# Off Topic > Suggestions for Improvement >  > [SOLVED] Issue:  Forum Pages too Big; Resizes Off-Screen

## Mordred

I'm having issues with the forum resizing bigger than my monitor.  Please see picture as no matter how much I zoom away the forum resizes as bigger.  Notice the scroll bars.  I'm on Chrome if that matters.

----------


## protonLeah

That seems like Chrome or Windows since the forum doesn't (can't) control the display properties.  Have you been experimenting with Windows Display settings such as resolution or font DPI?  Have you ever tried the Opera browser?

----------


## FDibbins

a while ago, i had a similar, but opposite problem, whereby all the test was confined to about 1/2 of the screen width.  no other change was evidident, but it sure made longish explanations go down a loooong way lol.  that was from work pcs using either 7 or vista and IE.  the problem resolved itself after a few weeks, just wanted to mentionthat

----------


## Mordred

> That seems like Chrome or Windows since the forum doesn't (can't) control the display properties.



Now that you pointed that out that makes perfect sense and have since slapped my forehead in shame.  



> Have you been experimenting with Windows Display settings such as resolution or font DPI?

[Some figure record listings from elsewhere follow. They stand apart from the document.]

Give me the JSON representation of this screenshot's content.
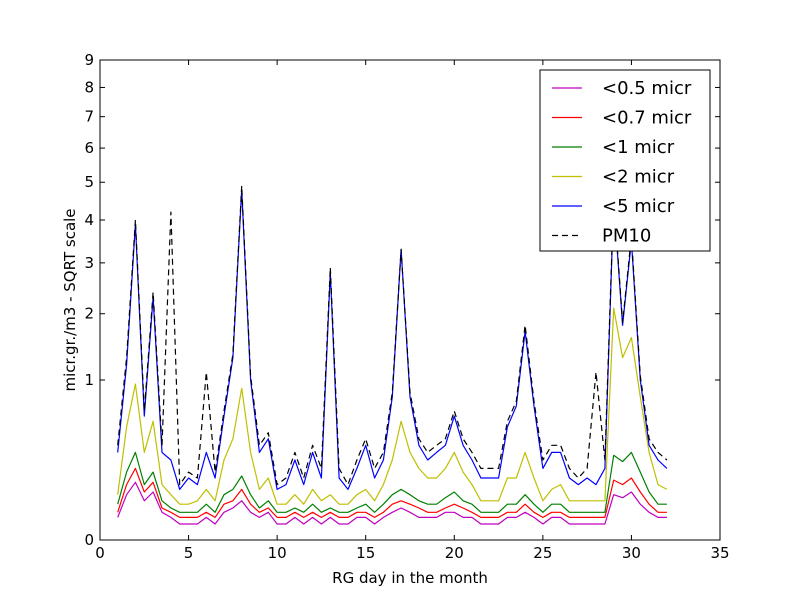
{
  "chart_data": {
    "type": "line",
    "title": "",
    "xlabel": "RG day in the month",
    "ylabel": "micr.gr./m3 - SQRT scale",
    "xlim": [
      0,
      35
    ],
    "ylim": [
      0,
      9
    ],
    "yscale": "sqrt",
    "x_ticks": [
      0,
      5,
      10,
      15,
      20,
      25,
      30,
      35
    ],
    "y_ticks": [
      0,
      1,
      2,
      3,
      4,
      5,
      6,
      7,
      8,
      9
    ],
    "grid": false,
    "legend_position": "top-right",
    "series": [
      {
        "name": "<0.5 micr",
        "color": "#bf00bf",
        "style": "solid",
        "x": [
          1,
          1.5,
          2,
          2.5,
          3,
          3.5,
          4,
          4.5,
          5,
          5.5,
          6,
          6.5,
          7,
          7.5,
          8,
          8.5,
          9,
          9.5,
          10,
          10.5,
          11,
          11.5,
          12,
          12.5,
          13,
          13.5,
          14,
          14.5,
          15,
          15.5,
          16,
          16.5,
          17,
          17.5,
          18,
          18.5,
          19,
          19.5,
          20,
          20.5,
          21,
          21.5,
          22,
          22.5,
          23,
          23.5,
          24,
          24.5,
          25,
          25.5,
          26,
          26.5,
          27,
          27.5,
          28,
          28.5,
          29,
          29.5,
          30,
          30.5,
          31,
          31.5,
          32
        ],
        "values": [
          0.02,
          0.08,
          0.13,
          0.06,
          0.09,
          0.03,
          0.02,
          0.01,
          0.01,
          0.01,
          0.02,
          0.01,
          0.03,
          0.04,
          0.06,
          0.03,
          0.02,
          0.03,
          0.01,
          0.01,
          0.02,
          0.01,
          0.02,
          0.01,
          0.02,
          0.01,
          0.01,
          0.02,
          0.02,
          0.01,
          0.02,
          0.03,
          0.04,
          0.03,
          0.02,
          0.02,
          0.02,
          0.03,
          0.03,
          0.02,
          0.02,
          0.01,
          0.01,
          0.01,
          0.02,
          0.02,
          0.03,
          0.02,
          0.01,
          0.02,
          0.02,
          0.01,
          0.01,
          0.01,
          0.01,
          0.01,
          0.08,
          0.07,
          0.09,
          0.05,
          0.03,
          0.02,
          0.02
        ]
      },
      {
        "name": "<0.7 micr",
        "color": "#ff0000",
        "style": "solid",
        "x": [
          1,
          1.5,
          2,
          2.5,
          3,
          3.5,
          4,
          4.5,
          5,
          5.5,
          6,
          6.5,
          7,
          7.5,
          8,
          8.5,
          9,
          9.5,
          10,
          10.5,
          11,
          11.5,
          12,
          12.5,
          13,
          13.5,
          14,
          14.5,
          15,
          15.5,
          16,
          16.5,
          17,
          17.5,
          18,
          18.5,
          19,
          19.5,
          20,
          20.5,
          21,
          21.5,
          22,
          22.5,
          23,
          23.5,
          24,
          24.5,
          25,
          25.5,
          26,
          26.5,
          27,
          27.5,
          28,
          28.5,
          29,
          29.5,
          30,
          30.5,
          31,
          31.5,
          32
        ],
        "values": [
          0.03,
          0.12,
          0.2,
          0.09,
          0.13,
          0.04,
          0.03,
          0.02,
          0.02,
          0.02,
          0.03,
          0.02,
          0.05,
          0.06,
          0.1,
          0.05,
          0.03,
          0.04,
          0.02,
          0.02,
          0.03,
          0.02,
          0.03,
          0.02,
          0.03,
          0.02,
          0.02,
          0.03,
          0.03,
          0.02,
          0.03,
          0.05,
          0.06,
          0.05,
          0.04,
          0.03,
          0.03,
          0.04,
          0.05,
          0.04,
          0.03,
          0.02,
          0.02,
          0.02,
          0.03,
          0.03,
          0.05,
          0.03,
          0.02,
          0.03,
          0.03,
          0.02,
          0.02,
          0.02,
          0.02,
          0.02,
          0.14,
          0.12,
          0.15,
          0.09,
          0.05,
          0.03,
          0.03
        ]
      },
      {
        "name": "<1 micr",
        "color": "#008000",
        "style": "solid",
        "x": [
          1,
          1.5,
          2,
          2.5,
          3,
          3.5,
          4,
          4.5,
          5,
          5.5,
          6,
          6.5,
          7,
          7.5,
          8,
          8.5,
          9,
          9.5,
          10,
          10.5,
          11,
          11.5,
          12,
          12.5,
          13,
          13.5,
          14,
          14.5,
          15,
          15.5,
          16,
          16.5,
          17,
          17.5,
          18,
          18.5,
          19,
          19.5,
          20,
          20.5,
          21,
          21.5,
          22,
          22.5,
          23,
          23.5,
          24,
          24.5,
          25,
          25.5,
          26,
          26.5,
          27,
          27.5,
          28,
          28.5,
          29,
          29.5,
          30,
          30.5,
          31,
          31.5,
          32
        ],
        "values": [
          0.05,
          0.18,
          0.3,
          0.12,
          0.18,
          0.06,
          0.04,
          0.03,
          0.03,
          0.03,
          0.05,
          0.03,
          0.08,
          0.1,
          0.16,
          0.08,
          0.04,
          0.06,
          0.03,
          0.03,
          0.04,
          0.03,
          0.05,
          0.03,
          0.04,
          0.03,
          0.03,
          0.04,
          0.05,
          0.03,
          0.05,
          0.08,
          0.1,
          0.08,
          0.06,
          0.05,
          0.05,
          0.07,
          0.09,
          0.06,
          0.05,
          0.03,
          0.03,
          0.03,
          0.05,
          0.05,
          0.08,
          0.05,
          0.03,
          0.05,
          0.05,
          0.03,
          0.03,
          0.03,
          0.03,
          0.03,
          0.28,
          0.24,
          0.3,
          0.18,
          0.09,
          0.05,
          0.05
        ]
      },
      {
        "name": "<2 micr",
        "color": "#bfbf00",
        "style": "solid",
        "x": [
          1,
          1.5,
          2,
          2.5,
          3,
          3.5,
          4,
          4.5,
          5,
          5.5,
          6,
          6.5,
          7,
          7.5,
          8,
          8.5,
          9,
          9.5,
          10,
          10.5,
          11,
          11.5,
          12,
          12.5,
          13,
          13.5,
          14,
          14.5,
          15,
          15.5,
          16,
          16.5,
          17,
          17.5,
          18,
          18.5,
          19,
          19.5,
          20,
          20.5,
          21,
          21.5,
          22,
          22.5,
          23,
          23.5,
          24,
          24.5,
          25,
          25.5,
          26,
          26.5,
          27,
          27.5,
          28,
          28.5,
          29,
          29.5,
          30,
          30.5,
          31,
          31.5,
          32
        ],
        "values": [
          0.08,
          0.5,
          0.95,
          0.3,
          0.55,
          0.12,
          0.08,
          0.05,
          0.05,
          0.06,
          0.1,
          0.06,
          0.25,
          0.4,
          0.9,
          0.3,
          0.1,
          0.15,
          0.05,
          0.05,
          0.08,
          0.05,
          0.1,
          0.06,
          0.08,
          0.05,
          0.05,
          0.08,
          0.1,
          0.06,
          0.12,
          0.25,
          0.55,
          0.3,
          0.2,
          0.15,
          0.15,
          0.2,
          0.3,
          0.18,
          0.12,
          0.06,
          0.06,
          0.06,
          0.15,
          0.15,
          0.3,
          0.15,
          0.06,
          0.1,
          0.12,
          0.06,
          0.06,
          0.06,
          0.06,
          0.06,
          2.1,
          1.3,
          1.6,
          0.8,
          0.3,
          0.12,
          0.1
        ]
      },
      {
        "name": "<5 micr",
        "color": "#0000ff",
        "style": "solid",
        "x": [
          1,
          1.5,
          2,
          2.5,
          3,
          3.5,
          4,
          4.5,
          5,
          5.5,
          6,
          6.5,
          7,
          7.5,
          8,
          8.5,
          9,
          9.5,
          10,
          10.5,
          11,
          11.5,
          12,
          12.5,
          13,
          13.5,
          14,
          14.5,
          15,
          15.5,
          16,
          16.5,
          17,
          17.5,
          18,
          18.5,
          19,
          19.5,
          20,
          20.5,
          21,
          21.5,
          22,
          22.5,
          23,
          23.5,
          24,
          24.5,
          25,
          25.5,
          26,
          26.5,
          27,
          27.5,
          28,
          28.5,
          29,
          29.5,
          30,
          30.5,
          31,
          31.5,
          32
        ],
        "values": [
          0.3,
          1.2,
          3.9,
          0.6,
          2.3,
          0.3,
          0.25,
          0.1,
          0.15,
          0.12,
          0.3,
          0.15,
          0.6,
          1.3,
          4.8,
          1,
          0.3,
          0.4,
          0.1,
          0.12,
          0.25,
          0.12,
          0.3,
          0.15,
          2.8,
          0.15,
          0.1,
          0.2,
          0.35,
          0.15,
          0.25,
          0.8,
          3.3,
          0.8,
          0.35,
          0.25,
          0.3,
          0.35,
          0.6,
          0.35,
          0.25,
          0.15,
          0.15,
          0.15,
          0.5,
          0.7,
          1.7,
          0.7,
          0.2,
          0.3,
          0.3,
          0.15,
          0.12,
          0.15,
          0.12,
          0.2,
          4.5,
          1.8,
          3.5,
          1,
          0.35,
          0.25,
          0.2
        ]
      },
      {
        "name": "PM10",
        "color": "#000000",
        "style": "dashed",
        "x": [
          1,
          1.5,
          2,
          2.5,
          3,
          3.5,
          4,
          4.5,
          5,
          5.5,
          6,
          6.5,
          7,
          7.5,
          8,
          8.5,
          9,
          9.5,
          10,
          10.5,
          11,
          11.5,
          12,
          12.5,
          13,
          13.5,
          14,
          14.5,
          15,
          15.5,
          16,
          16.5,
          17,
          17.5,
          18,
          18.5,
          19,
          19.5,
          20,
          20.5,
          21,
          21.5,
          22,
          22.5,
          23,
          23.5,
          24,
          24.5,
          25,
          25.5,
          26,
          26.5,
          27,
          27.5,
          28,
          28.5,
          29,
          29.5,
          30,
          30.5,
          31,
          31.5,
          32
        ],
        "values": [
          0.35,
          1.3,
          4,
          0.65,
          2.4,
          0.35,
          4.2,
          0.12,
          0.18,
          0.15,
          1.1,
          0.18,
          0.65,
          1.35,
          4.9,
          1.05,
          0.35,
          0.45,
          0.12,
          0.15,
          0.3,
          0.15,
          0.35,
          0.2,
          2.9,
          0.2,
          0.12,
          0.25,
          0.4,
          0.2,
          0.3,
          0.85,
          3.3,
          0.85,
          0.4,
          0.3,
          0.35,
          0.4,
          0.65,
          0.4,
          0.3,
          0.2,
          0.2,
          0.2,
          0.55,
          0.75,
          1.8,
          0.75,
          0.25,
          0.35,
          0.35,
          0.2,
          0.15,
          0.2,
          1.1,
          0.25,
          4.6,
          1.85,
          3.6,
          1.05,
          0.4,
          0.3,
          0.25
        ]
      }
    ]
  }
}
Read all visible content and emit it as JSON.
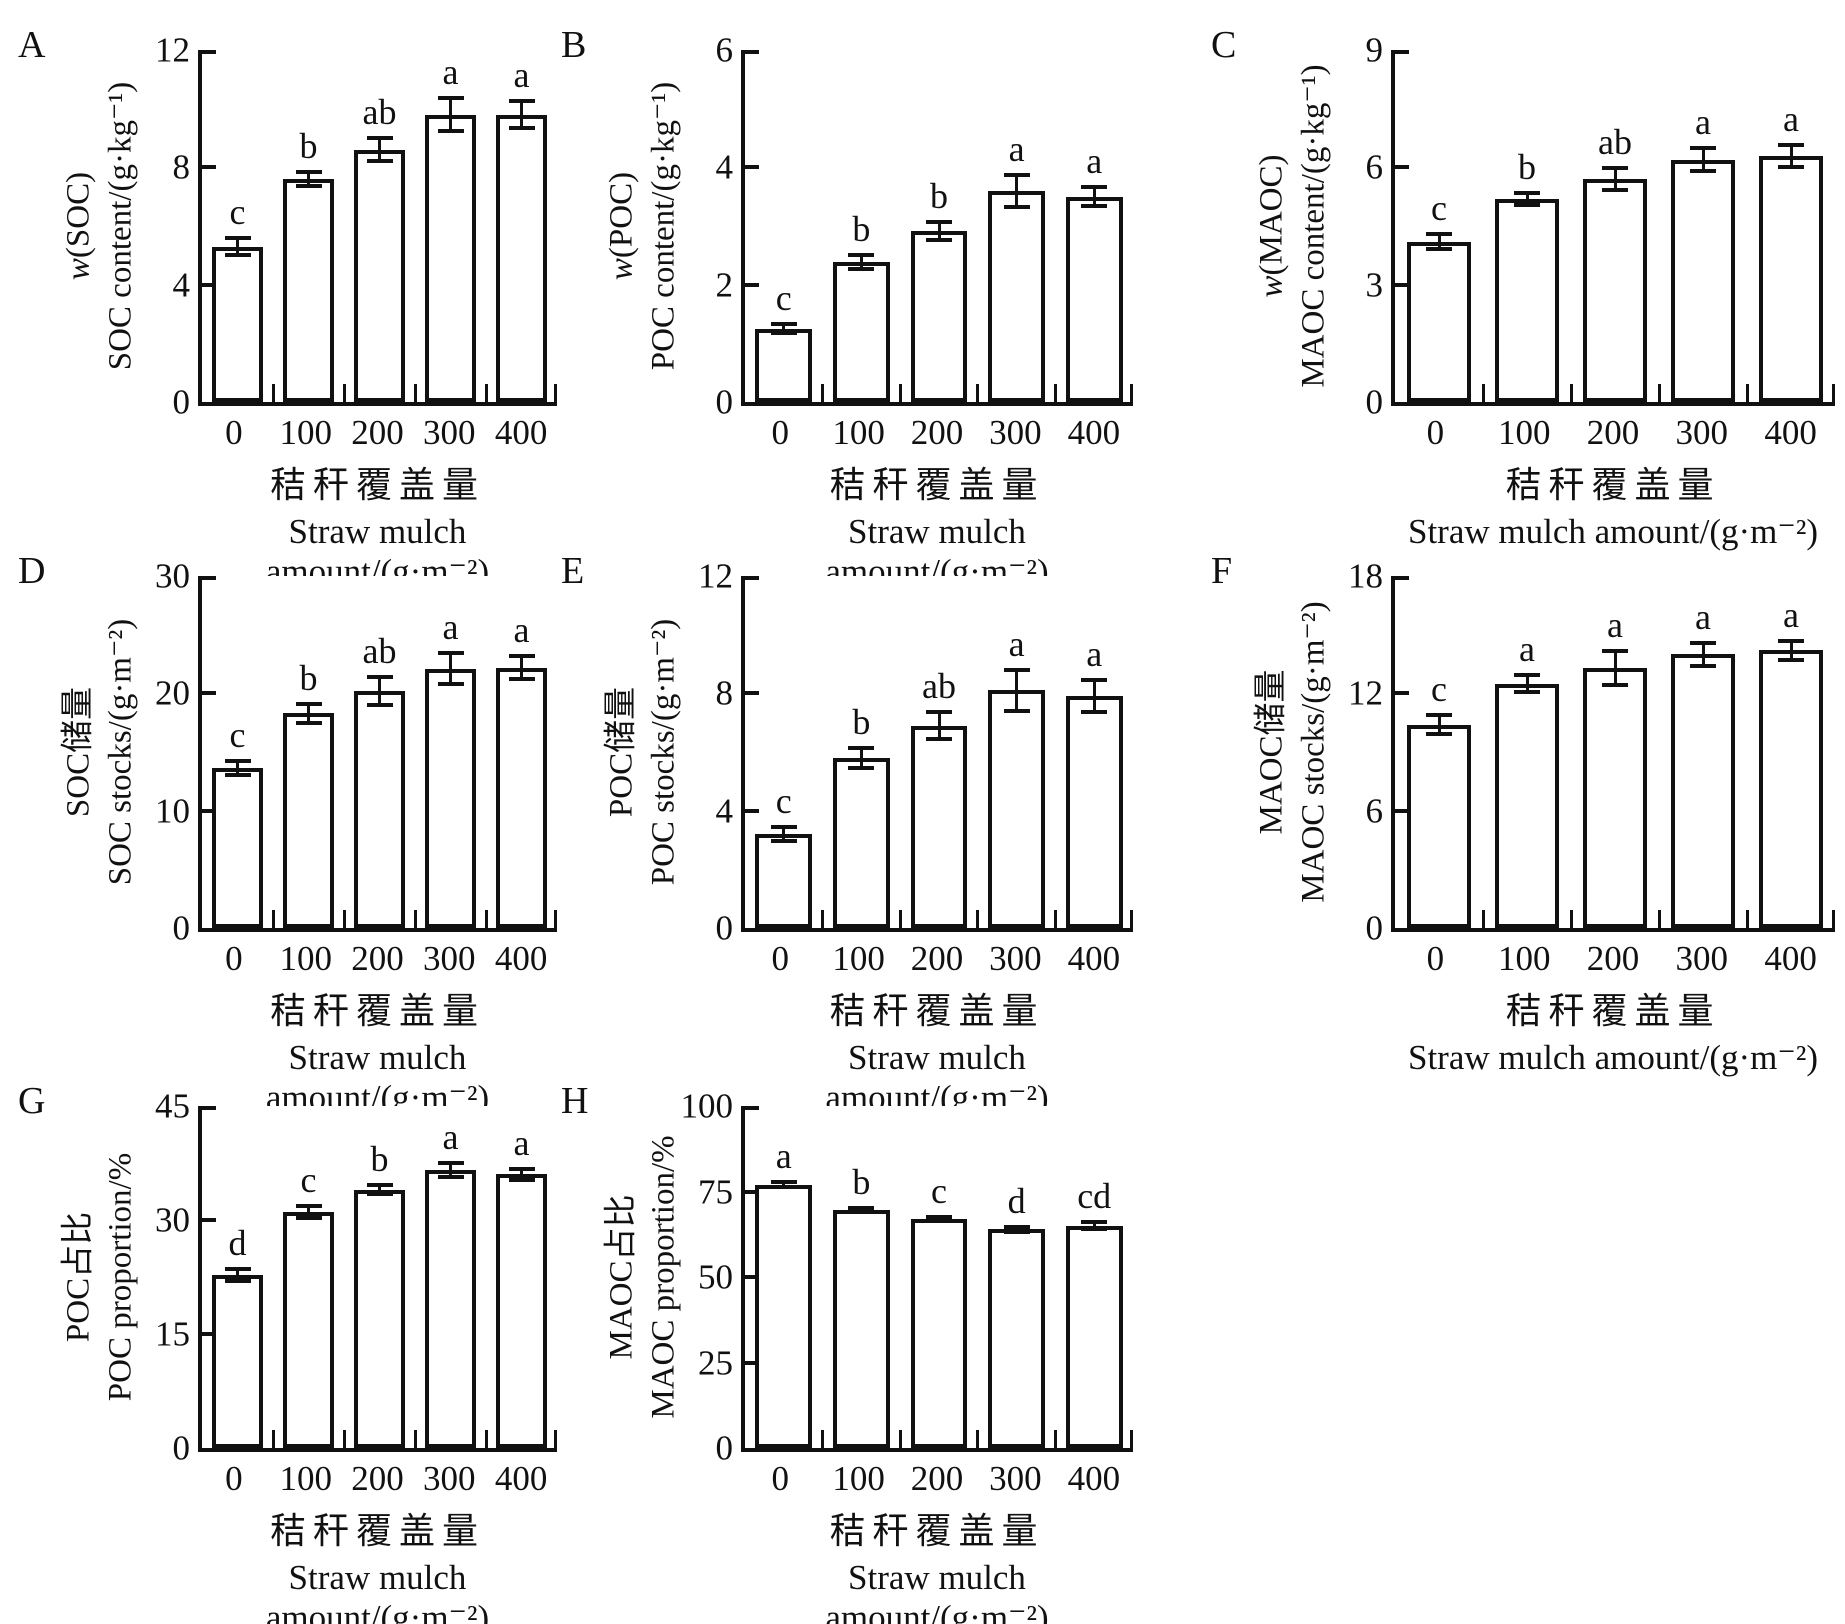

No but I just wiped my pc and did a Windows 7 re-install, I'm going to do some experimenting with my display settings. 



> Have you ever tried the Opera browser?



No I haven't, I've been using Chrome for about a year and was using Firefox before that.  I'm going to look into Opera and see if I like it.  

Thanks for this protonLeah, I'm sure you nailed it with regards to my display settings.  I'm going to mark this as solved and fix this up.

----------